しかし、均質化されることでむしろメリットが出る作業も当然あるかと思います。例えば、以下の作業については生成AIを活用し作業が均質化されることでメリットが生まれると考えられます。

  • カスタマーサポート:誰が対応しても同じ品質の回答が保たれる
  • 法的文書の作成:あってはならない記述ミスや解釈のブレを最小化できる
  • データ入力、事務処理:人的ミスの削減

システム開発においても、例えば実装フェーズにおいて、適切なプロンプトで生成AIを利用しコードを生成させることは、プロジェクトメンバーの経験年数や技術レベルの差によって成果物の品質が一定しないという課題を解消するひとつの手段になるはずです。

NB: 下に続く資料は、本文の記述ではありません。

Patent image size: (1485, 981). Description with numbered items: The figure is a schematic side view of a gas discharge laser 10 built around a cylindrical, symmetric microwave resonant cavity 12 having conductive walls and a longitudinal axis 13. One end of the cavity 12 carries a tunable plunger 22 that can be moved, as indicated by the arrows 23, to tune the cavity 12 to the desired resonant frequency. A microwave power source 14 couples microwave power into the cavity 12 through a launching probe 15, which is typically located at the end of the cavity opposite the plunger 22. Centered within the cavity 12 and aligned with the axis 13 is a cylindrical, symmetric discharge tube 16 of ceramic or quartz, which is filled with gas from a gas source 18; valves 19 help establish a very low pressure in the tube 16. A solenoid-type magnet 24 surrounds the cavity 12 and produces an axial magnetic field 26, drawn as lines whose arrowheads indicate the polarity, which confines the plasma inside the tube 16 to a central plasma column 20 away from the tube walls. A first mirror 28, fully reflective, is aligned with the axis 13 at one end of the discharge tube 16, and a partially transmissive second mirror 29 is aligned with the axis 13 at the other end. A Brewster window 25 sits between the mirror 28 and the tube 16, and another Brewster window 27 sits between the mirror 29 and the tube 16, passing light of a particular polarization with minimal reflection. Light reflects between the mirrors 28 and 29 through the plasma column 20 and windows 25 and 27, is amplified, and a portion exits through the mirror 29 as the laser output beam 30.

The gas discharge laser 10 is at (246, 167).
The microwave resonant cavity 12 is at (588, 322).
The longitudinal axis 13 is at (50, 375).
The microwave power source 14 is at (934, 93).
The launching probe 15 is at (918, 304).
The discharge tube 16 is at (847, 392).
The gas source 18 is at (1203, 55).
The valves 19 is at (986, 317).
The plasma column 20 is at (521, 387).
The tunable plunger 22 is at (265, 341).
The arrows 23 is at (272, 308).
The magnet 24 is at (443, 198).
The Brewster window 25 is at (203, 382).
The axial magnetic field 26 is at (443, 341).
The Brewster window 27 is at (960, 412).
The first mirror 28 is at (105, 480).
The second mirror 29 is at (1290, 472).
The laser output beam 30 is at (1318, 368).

個性や創造性が重要な作業はAIに依存しすぎない工夫が必要

同じ会社の中でも、部署によって個性や創造性が重要視される部署やそうでない部署があるかと思われます。

例えば、マーケティング部門では、いかに自社の商品やサービスをターゲット顧客に買ってもらえるかを考えて、施策を実行することが日々行われています。当然、他社との差別化を図る必要がある中で、戦略立案においてAIに依存しすぎると、どの会社も似たような戦略を打ち出し、結局差別化も図れずに売上も上がらないとなると本末転倒です。

この場合、AIの利用はあくまで補助的にとどめ、人間の思考を主軸にすることを意識する必要があります。

逆に、カスタマーサポート部門では、個性や創造性についてはマーケティング部門ほど重要視されないと思われます。この場合、積極的にAIを活用することで、顧客対応の品質を一定に保つことができます。顧客の立場としても、サポートスタッフによって対応がバラバラだと、その会社の商品やサービスに対する信頼が揺らいでしまいますよね。

AIの特性を十分に理解し、どの部門に活用することで最大限の効果が得られるかを事前に検討することが重要です。